Distance matters for improving performance estimation under covariate shift

Mélanie Roschewitz & Ben Glocker.
Accepted at ICCV - Workshop on Uncertainty Quantification for Computer Vision 2023.

If you like this repository, please consider citing our work

@inproceedings{roschewitz2023distance,
  title={Distance Matters For Improving Performance Estimation Under Covariate Shift},
  author={Roschewitz, M{\'e}lanie and Glocker, Ben},
  booktitle={Proceedings of the IEEE/CVF International Conference on Computer Vision Workshops},
  pages={4549--4559},
  year={2023}
}

Abstract Performance estimation under covariate shift is a crucial component of safe AI model deployment, especially for sensitive use-cases. Recently, several solutions were proposed to tackle this problem, most leveraging model predictions or softmax confidence to derive accuracy estimates. However, under dataset shifts confidence scores may become ill-calibrated if samples are too far from the training distribution. In this work, we show that taking into account distances of test samples to their expected training distribution can significantly improve performance estimation under covariate shift. Precisely, we introduce a "distance-check" to flag samples that lie too far from the expected distribution, to avoid relying on their untrustworthy model outputs in the accuracy estimation step. We demonstrate the effectiveness of this method on 13 image classification tasks, across a wide-range of natural and synthetic distribution shifts and hundreds of models.

This repository contains all the necessary code to reproduce our model evaluation, training and plots. Paper can be found here.

Overview

The repository is divided into the following sub-folders:

• evaluation contains the most important part of this codebase, defining all necessary tools for accuracy estimation.

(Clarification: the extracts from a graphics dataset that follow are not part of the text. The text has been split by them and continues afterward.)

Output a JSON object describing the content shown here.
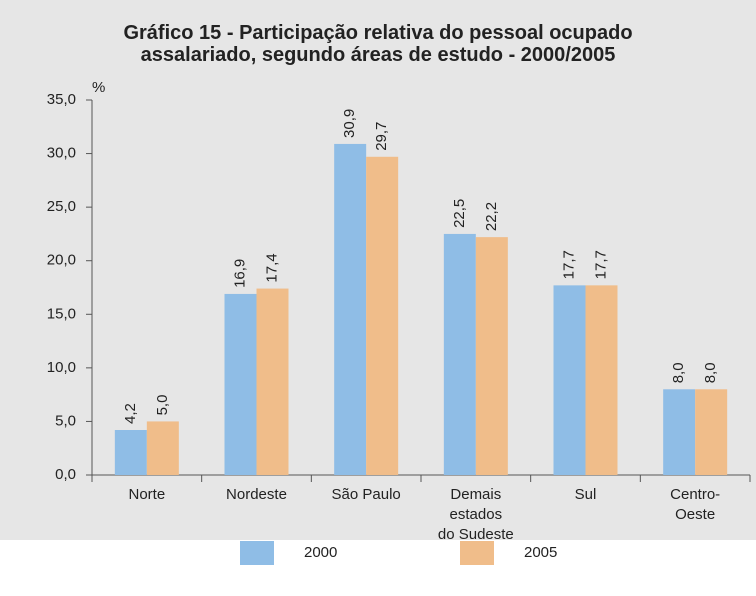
{
  "chart_data": {
    "type": "bar",
    "title": "Gráfico 15 - Participação relativa do pessoal ocupado\nassalariado, segundo áreas de estudo - 2000/2005",
    "y_label": "%",
    "categories": [
      "Norte",
      "Nordeste",
      "São Paulo",
      "Demais\nestados\ndo Sudeste",
      "Sul",
      "Centro-\nOeste"
    ],
    "series": [
      {
        "name": "2000",
        "color": "#8fbde6",
        "values": [
          4.2,
          16.9,
          30.9,
          22.5,
          17.7,
          8.0
        ],
        "value_labels": [
          "4,2",
          "16,9",
          "30,9",
          "22,5",
          "17,7",
          "8,0"
        ]
      },
      {
        "name": "2005",
        "color": "#f0bd8a",
        "values": [
          5.0,
          17.4,
          29.7,
          22.2,
          17.7,
          8.0
        ],
        "value_labels": [
          "5,0",
          "17,4",
          "29,7",
          "22,2",
          "17,7",
          "8,0"
        ]
      }
    ],
    "ylim": [
      0,
      35
    ],
    "yticks": [
      {
        "value": 0,
        "label": "0,0"
      },
      {
        "value": 5,
        "label": "5,0"
      },
      {
        "value": 10,
        "label": "10,0"
      },
      {
        "value": 15,
        "label": "15,0"
      },
      {
        "value": 20,
        "label": "20,0"
      },
      {
        "value": 25,
        "label": "25,0"
      },
      {
        "value": 30,
        "label": "30,0"
      },
      {
        "value": 35,
        "label": "35,0"
      }
    ],
    "legend": "bottom"
  }
}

In particular:

  • evaluation_confidence_based.py main entry point for running our experiments and reproduce the results in Table 1 (see example below).
  • plotting_notebook.ipynb contains all plotting code and evaluation code to fill in the results tables.
  • evaluation_gde_based.py to reproduce the GDE versus GDE-DistCS experiments.
  • distance_checker.py main file building our proposed distance checker.
  • confidence_estimates.py main file defining ATC, DoC baselines including code for temperature scaling (both global and class-wise).
  • inference_utils.py all functions necessary to gather model outputs
  • tsne_analysis.ipynb to reproduce our TSNE plot (Fig. 2)
  • In the ablation_studies folder, you will find the script to run our ablations on K-NN hyperparameters and threshold choices.

• classification contains all the necessary code to train and define models, as well as all the code to load specific experimental configurations. The configs/general subfolder contains all training configuration used in this work. Our code is uses PyTorch Lightning and the main classification module is defined in classification_module.py. The main entry point for training models is train_all_models_for_dataset.py to train all models used in the paper for a given task. All the outputs will be placed in [REPO_ROOT] / outputs by default.

• data_handling contains all the code related to data loading and augmentations.

Prerequisites

1. Start by cloning our conda environment as specified by the environment_full.yml file as the root of the repository.
2. Make sure you update the paths to your datasets in default_paths.py.
3. Make sure the root directory is in your PYTHONPATH environment variable.

Ready to go!

Step-by-step example

In this section, we will walk you through all steps necessary to reproduce the experiments for Living17. The procedure is identical for all other experiments, you just need to change which dataset you want to use.

Assuming your current work directory is the root of the repository:

1. Train all models (this will take a few days!) for this dataset python classification/train_all_models_for_dataset.py --dataset living17.
2. You are ready to run the evaluation benchmark with python evaluation/evaluation_confidence_based.py --dataset living17
3. The outputs can be found in the outputs/{DATASET_NAME}/{MODEL_NAME}/{RUN_NAME} folder. There you will find metrics.csv which contains all predictions and errors for all models for this dataset.
4. If you then want to reproduce the plots and the aggregated results over all models as in Table 1 in paper, you will need run the evaluation/plotting_notebook.ipynb notebook.